Мизгирь (Томас Йоханнес Майер) – тот обычный мужик в чёрном, типа итальянец из Сан-Ремо, пошлый мачо. А Лель – певец иного типа, порождающий несбыточные грёзы, заманивающий в никуда. Если бы ещё поставить этому Лелю особую, эльфическую пластику, было бы совсем идеально. Пока артист поёт великолепно, а двигается скованно. Кудрявая Купава же (сочная Мартина Серафин) безупречна.
Итак, несмотря на шалости вроде спортивной куртки на Лешем и камуфляже на Бермяте (это боярин Берендея), Римский-Корсаков звучит и торжествует. Стульев становится всё больше. Вокруг царя Берендея (Максим Пастор) они уже в два ряда. Царь в очках, грузный, седой, на досуге пишет портрет Весны. В лесу, на играх берендеев, пробегают несколько статистов голышом и в венках. Но очень ненавязчиво для язычников. И вдруг (это середина второго действия) все шутки у режиссёра заканчиваются, он делается прост и печален, перестаёт подмигивать залу (мол, это мы так, резвимся, мы комедианты).
На сцене – лес, высокие деревья. Пускают поворотный круг, старый добрый поворотный круг, как на детском утреннике в каком-нибудь советском театре. И девочка Снегурочка в беленьком платьице с мамой Весной бредут по этому лесу, и девочка просит у мамы любви, а та боится за неё, но не дать любви не может. (Преступлением с моей стороны было бы не отметить виртуозную, полную нюансов и с огромным вкусом сделанную работу по свету Глеба Фильштинского.) Две женские фигуры, лес, музыка... И всё это так трогательно, прекрасно, грустно, нежно, так полно тайны, тревоги, радости и страдания. И ничего более не нужно. Особенно стульев!

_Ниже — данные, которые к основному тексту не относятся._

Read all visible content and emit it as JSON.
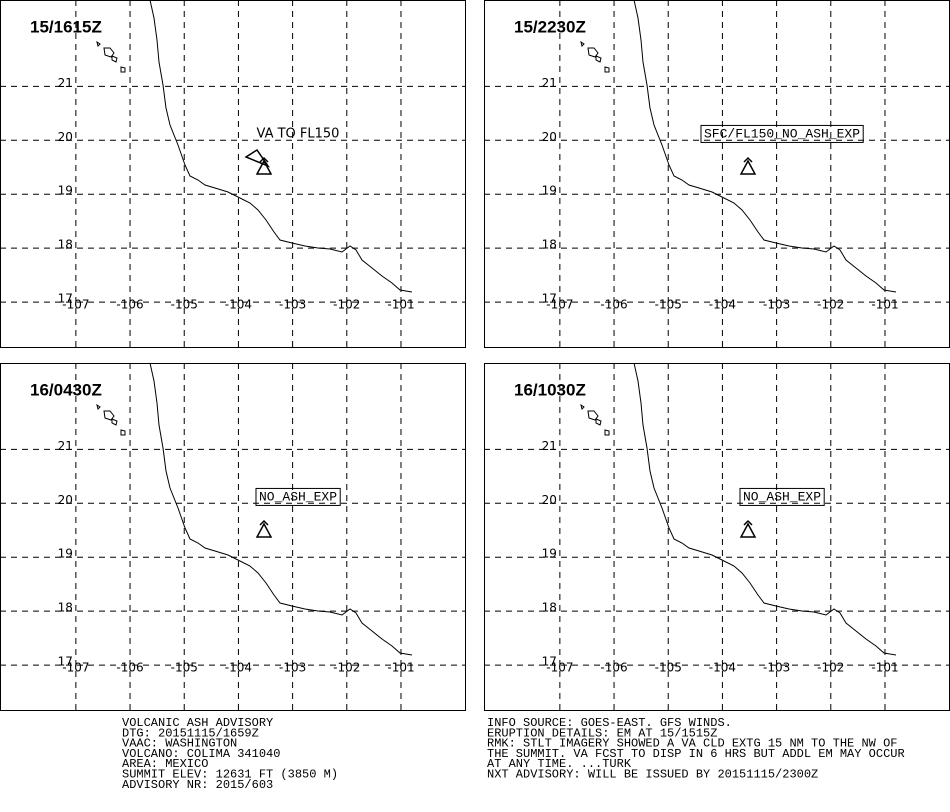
{
  "panels": [
    {
      "time": "15/1615Z",
      "annotation": "VA TO FL150",
      "boxed": false
    },
    {
      "time": "15/2230Z",
      "annotation": "SFC/FL150_NO_ASH_EXP",
      "boxed": true
    },
    {
      "time": "16/0430Z",
      "annotation": "NO_ASH_EXP",
      "boxed": true
    },
    {
      "time": "16/1030Z",
      "annotation": "NO_ASH_EXP",
      "boxed": true
    }
  ],
  "lon_ticks": [
    -107,
    -106,
    -105,
    -104,
    -103,
    -102,
    -101
  ],
  "lat_ticks": [
    21,
    20,
    19,
    18,
    17
  ],
  "xlim": [
    -108.4,
    -99.8
  ],
  "ylim": [
    16.15,
    22.6
  ],
  "advisory": {
    "left": [
      "VOLCANIC ASH ADVISORY",
      "DTG: 20151115/1659Z",
      "VAAC: WASHINGTON",
      "VOLCANO: COLIMA 341040",
      "AREA: MEXICO",
      "SUMMIT ELEV: 12631 FT (3850 M)",
      "ADVISORY NR: 2015/603"
    ],
    "right": [
      "INFO SOURCE: GOES-EAST. GFS WINDS.",
      "ERUPTION DETAILS: EM AT 15/1515Z",
      "RMK: STLT IMAGERY SHOWED A VA CLD EXTG 15 NM TO THE NW OF",
      "THE SUMMIT. VA FCST TO DISP IN 6 HRS BUT ADDL EM MAY OCCUR",
      "AT ANY TIME. ...TURK",
      "NXT ADVISORY: WILL BE ISSUED BY 20151115/2300Z"
    ]
  }
}
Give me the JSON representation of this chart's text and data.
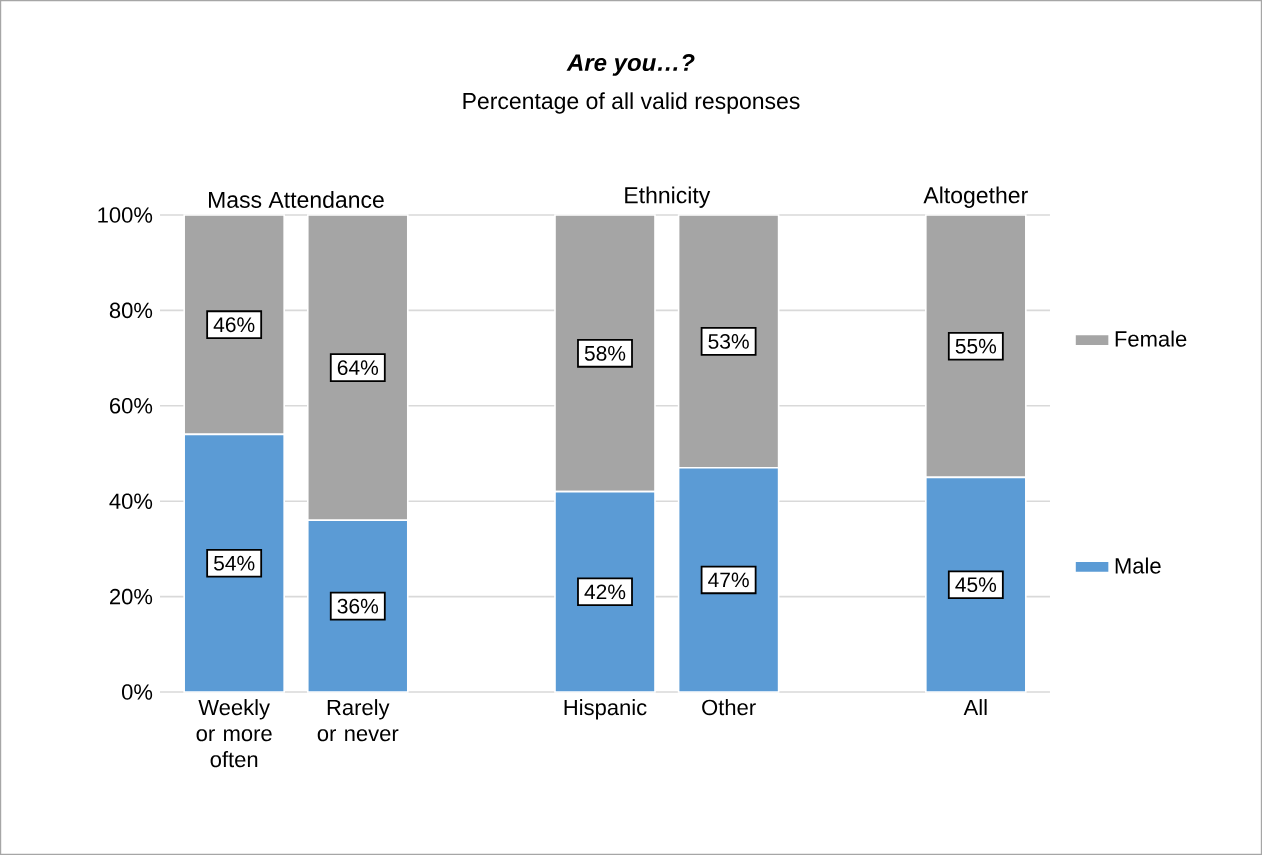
{
  "chart_data": {
    "type": "bar",
    "stacked": true,
    "title": "Are you…?",
    "subtitle": "Percentage of all valid responses",
    "categories": [
      "Weekly or more often",
      "Rarely or never",
      null,
      "Hispanic",
      "Other",
      null,
      "All"
    ],
    "series": [
      {
        "name": "Male",
        "color": "#5b9bd5",
        "values": [
          54,
          36,
          null,
          42,
          47,
          null,
          45
        ],
        "value_labels": [
          "54%",
          "36%",
          null,
          "42%",
          "47%",
          null,
          "45%"
        ]
      },
      {
        "name": "Female",
        "color": "#a5a5a5",
        "values": [
          46,
          64,
          null,
          58,
          53,
          null,
          55
        ],
        "value_labels": [
          "46%",
          "64%",
          null,
          "58%",
          "53%",
          null,
          "55%"
        ]
      }
    ],
    "ylim": [
      0,
      100
    ],
    "yticks": [
      {
        "value": 0,
        "label": "0%"
      },
      {
        "value": 20,
        "label": "20%"
      },
      {
        "value": 40,
        "label": "40%"
      },
      {
        "value": 60,
        "label": "60%"
      },
      {
        "value": 80,
        "label": "80%"
      },
      {
        "value": 100,
        "label": "100%"
      }
    ],
    "grid": "y",
    "legend": "right",
    "annotations": [
      "Mass Attendance",
      "Ethnicity",
      "Altogether"
    ]
  }
}
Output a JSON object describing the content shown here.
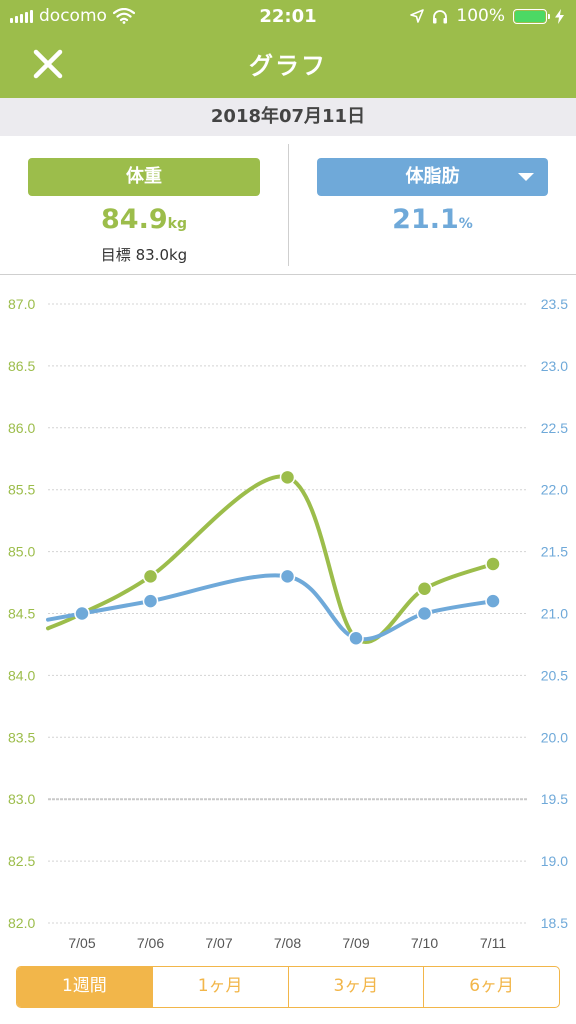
{
  "status_bar": {
    "carrier": "docomo",
    "time": "22:01",
    "battery": "100%"
  },
  "header": {
    "title": "グラフ",
    "close_icon": "close-icon"
  },
  "date_label": "2018年07月11日",
  "metrics": {
    "weight": {
      "label": "体重",
      "value": "84.9",
      "unit": "kg",
      "goal_label": "目標",
      "goal_value": "83.0kg"
    },
    "body_fat": {
      "label": "体脂肪",
      "value": "21.1",
      "unit": "%"
    }
  },
  "colors": {
    "accent_green": "#9cbd4b",
    "accent_blue": "#6fa9d9",
    "accent_orange": "#f2b64a"
  },
  "chart_data": {
    "type": "line",
    "categories": [
      "7/05",
      "7/06",
      "7/07",
      "7/08",
      "7/09",
      "7/10",
      "7/11"
    ],
    "series": [
      {
        "values": [
          84.5,
          84.8,
          null,
          85.6,
          84.3,
          84.7,
          84.9
        ],
        "color": "#9cbd4b",
        "axis": "left"
      },
      {
        "values": [
          21.0,
          21.1,
          null,
          21.3,
          20.8,
          21.0,
          21.1
        ],
        "color": "#6fa9d9",
        "axis": "right"
      }
    ],
    "left_axis": {
      "ticks": [
        "87.0",
        "86.5",
        "86.0",
        "85.5",
        "85.0",
        "84.5",
        "84.0",
        "83.5",
        "83.0",
        "82.5",
        "82.0"
      ],
      "ylim": [
        82.0,
        87.0
      ]
    },
    "right_axis": {
      "ticks": [
        "23.5",
        "23.0",
        "22.5",
        "22.0",
        "21.5",
        "21.0",
        "20.5",
        "20.0",
        "19.5",
        "19.0",
        "18.5"
      ],
      "ylim": [
        18.5,
        23.5
      ]
    },
    "goal_line": 83.0,
    "grid": true
  },
  "range_tabs": [
    "1週間",
    "1ヶ月",
    "3ヶ月",
    "6ヶ月"
  ],
  "range_selected": "1週間"
}
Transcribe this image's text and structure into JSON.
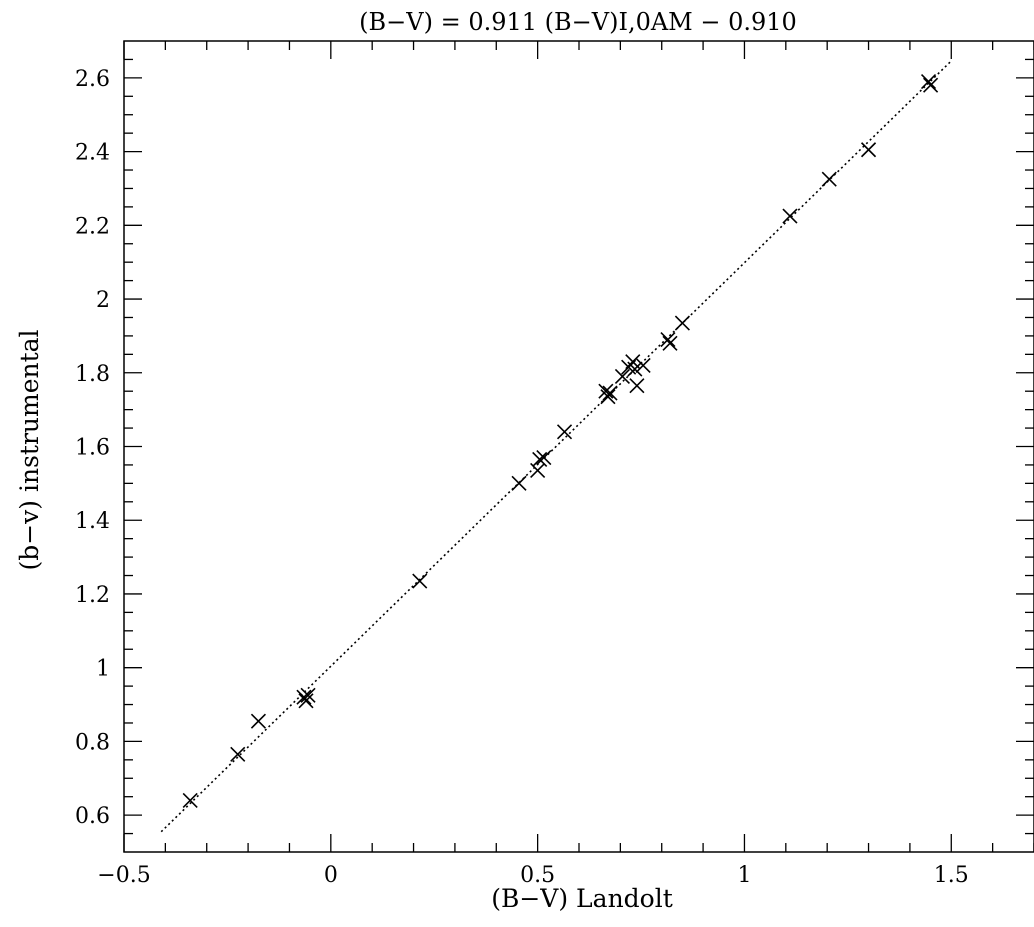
{
  "chart_data": {
    "type": "scatter",
    "title": "(B−V) = 0.911 (B−V)I,0AM  − 0.910",
    "xlabel": "(B−V) Landolt",
    "ylabel": "(b−v) instrumental",
    "xlim": [
      -0.5,
      1.7
    ],
    "ylim": [
      0.5,
      2.7
    ],
    "x_ticks": [
      -0.5,
      0,
      0.5,
      1,
      1.5
    ],
    "x_tick_labels": [
      "−0.5",
      "0",
      "0.5",
      "1",
      "1.5"
    ],
    "y_ticks": [
      0.6,
      0.8,
      1,
      1.2,
      1.4,
      1.6,
      1.8,
      2,
      2.2,
      2.4,
      2.6
    ],
    "y_tick_labels": [
      "0.6",
      "0.8",
      "1",
      "1.2",
      "1.4",
      "1.6",
      "1.8",
      "2",
      "2.2",
      "2.4",
      "2.6"
    ],
    "grid": false,
    "fit_line": {
      "style": "dotted",
      "x": [
        -0.41,
        1.5
      ],
      "y": [
        0.555,
        2.646
      ]
    },
    "marker": "x",
    "points": [
      {
        "x": -0.34,
        "y": 0.64
      },
      {
        "x": -0.225,
        "y": 0.765
      },
      {
        "x": -0.175,
        "y": 0.855
      },
      {
        "x": -0.065,
        "y": 0.92
      },
      {
        "x": -0.06,
        "y": 0.91
      },
      {
        "x": -0.055,
        "y": 0.925
      },
      {
        "x": 0.215,
        "y": 1.235
      },
      {
        "x": 0.455,
        "y": 1.5
      },
      {
        "x": 0.5,
        "y": 1.535
      },
      {
        "x": 0.505,
        "y": 1.565
      },
      {
        "x": 0.515,
        "y": 1.57
      },
      {
        "x": 0.565,
        "y": 1.64
      },
      {
        "x": 0.665,
        "y": 1.75
      },
      {
        "x": 0.67,
        "y": 1.735
      },
      {
        "x": 0.675,
        "y": 1.745
      },
      {
        "x": 0.705,
        "y": 1.79
      },
      {
        "x": 0.72,
        "y": 1.815
      },
      {
        "x": 0.73,
        "y": 1.83
      },
      {
        "x": 0.735,
        "y": 1.81
      },
      {
        "x": 0.74,
        "y": 1.765
      },
      {
        "x": 0.755,
        "y": 1.82
      },
      {
        "x": 0.815,
        "y": 1.89
      },
      {
        "x": 0.82,
        "y": 1.88
      },
      {
        "x": 0.85,
        "y": 1.935
      },
      {
        "x": 1.11,
        "y": 2.225
      },
      {
        "x": 1.205,
        "y": 2.325
      },
      {
        "x": 1.3,
        "y": 2.405
      },
      {
        "x": 1.445,
        "y": 2.59
      },
      {
        "x": 1.45,
        "y": 2.58
      }
    ]
  }
}
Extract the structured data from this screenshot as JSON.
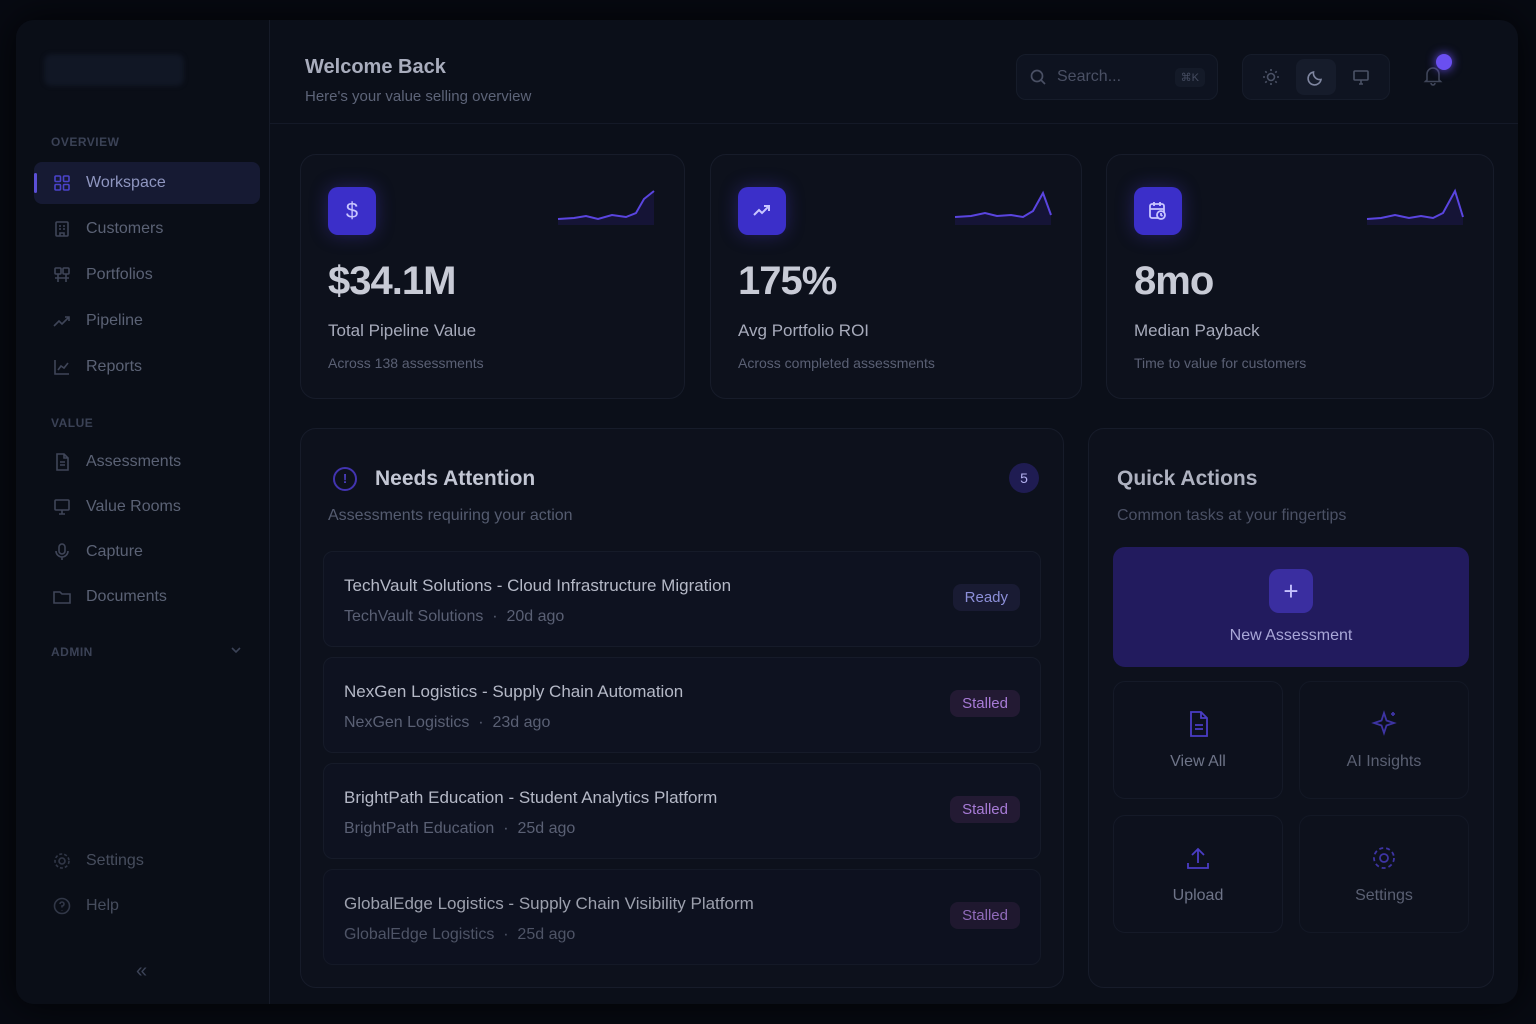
{
  "header": {
    "title": "Welcome Back",
    "subtitle": "Here's your value selling overview",
    "search_placeholder": "Search...",
    "search_shortcut": "⌘K"
  },
  "sidebar": {
    "sections": {
      "overview": "OVERVIEW",
      "value": "VALUE",
      "admin": "ADMIN"
    },
    "items": [
      {
        "label": "Workspace",
        "icon": "grid-icon",
        "active": true
      },
      {
        "label": "Customers",
        "icon": "building-icon"
      },
      {
        "label": "Portfolios",
        "icon": "portfolio-icon"
      },
      {
        "label": "Pipeline",
        "icon": "trend-icon"
      },
      {
        "label": "Reports",
        "icon": "chart-icon"
      },
      {
        "label": "Assessments",
        "icon": "document-icon"
      },
      {
        "label": "Value Rooms",
        "icon": "presentation-icon"
      },
      {
        "label": "Capture",
        "icon": "microphone-icon"
      },
      {
        "label": "Documents",
        "icon": "folder-icon"
      }
    ],
    "footer": [
      {
        "label": "Settings",
        "icon": "gear-icon"
      },
      {
        "label": "Help",
        "icon": "help-icon"
      }
    ],
    "collapse_glyph": "«"
  },
  "stats": [
    {
      "value": "$34.1M",
      "label": "Total Pipeline Value",
      "desc": "Across 138 assessments",
      "icon": "dollar-icon",
      "badge_glyph": "$"
    },
    {
      "value": "175%",
      "label": "Avg Portfolio ROI",
      "desc": "Across completed assessments",
      "icon": "trending-up-icon"
    },
    {
      "value": "8mo",
      "label": "Median Payback",
      "desc": "Time to value for customers",
      "icon": "calendar-clock-icon"
    }
  ],
  "attention": {
    "title": "Needs Attention",
    "subtitle": "Assessments requiring your action",
    "count": "5",
    "icon_glyph": "!",
    "rows": [
      {
        "title": "TechVault Solutions - Cloud Infrastructure Migration",
        "company": "TechVault Solutions",
        "age": "20d ago",
        "status": "Ready"
      },
      {
        "title": "NexGen Logistics - Supply Chain Automation",
        "company": "NexGen Logistics",
        "age": "23d ago",
        "status": "Stalled"
      },
      {
        "title": "BrightPath Education - Student Analytics Platform",
        "company": "BrightPath Education",
        "age": "25d ago",
        "status": "Stalled"
      },
      {
        "title": "GlobalEdge Logistics - Supply Chain Visibility Platform",
        "company": "GlobalEdge Logistics",
        "age": "25d ago",
        "status": "Stalled"
      }
    ],
    "separator": "·"
  },
  "quick_actions": {
    "title": "Quick Actions",
    "subtitle": "Common tasks at your fingertips",
    "primary": {
      "label": "New Assessment",
      "glyph": "+"
    },
    "tiles": [
      {
        "label": "View All",
        "icon": "file-icon"
      },
      {
        "label": "AI Insights",
        "icon": "sparkle-icon"
      },
      {
        "label": "Upload",
        "icon": "upload-icon"
      },
      {
        "label": "Settings",
        "icon": "gear-icon"
      }
    ]
  },
  "colors": {
    "accent": "#3b2fc9",
    "ready": "#8c8fd8",
    "stalled": "#a77bd6",
    "background": "#0b0f19"
  }
}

Так же серьёзно и прекрасно решена и последняя картина. Беленькое платье Снегурочки уже заляпано чёрным (грязь? пепел?), она не тает, но падает на планшет, её относят чуть в сторону, чтобы не мешала ликующему народу, который приветствует горящее колесо, своего бога – Ярилу. Берендеи вовсе не жестоки, но они иной природы, чем Снегурочка, – божественное дитя, искупительная жертва. И это бесспорно – при любом русском народном ликовании кто-то мёртвый обязательно лежит поодаль...
Зал стоял и вопил минут пятнадцать. И это при том, что полноценно спеты были три партии – Снегурочка, Лель, Купава, остальные работали крайне неровно. Черняков сегодня сочиняет трактовки классических опер лучше многих прославленных режиссёров. Единственное, что его подводит, – опаска быть немодным. Не в тренде и загадочные пристрастия к некоторым приёмам (стулья, детали советского быта).
Что касается Островского и Римского-Корсакова – они по-прежнему делают для России всё что могут. В их изображении прекрасней страны не было и нет.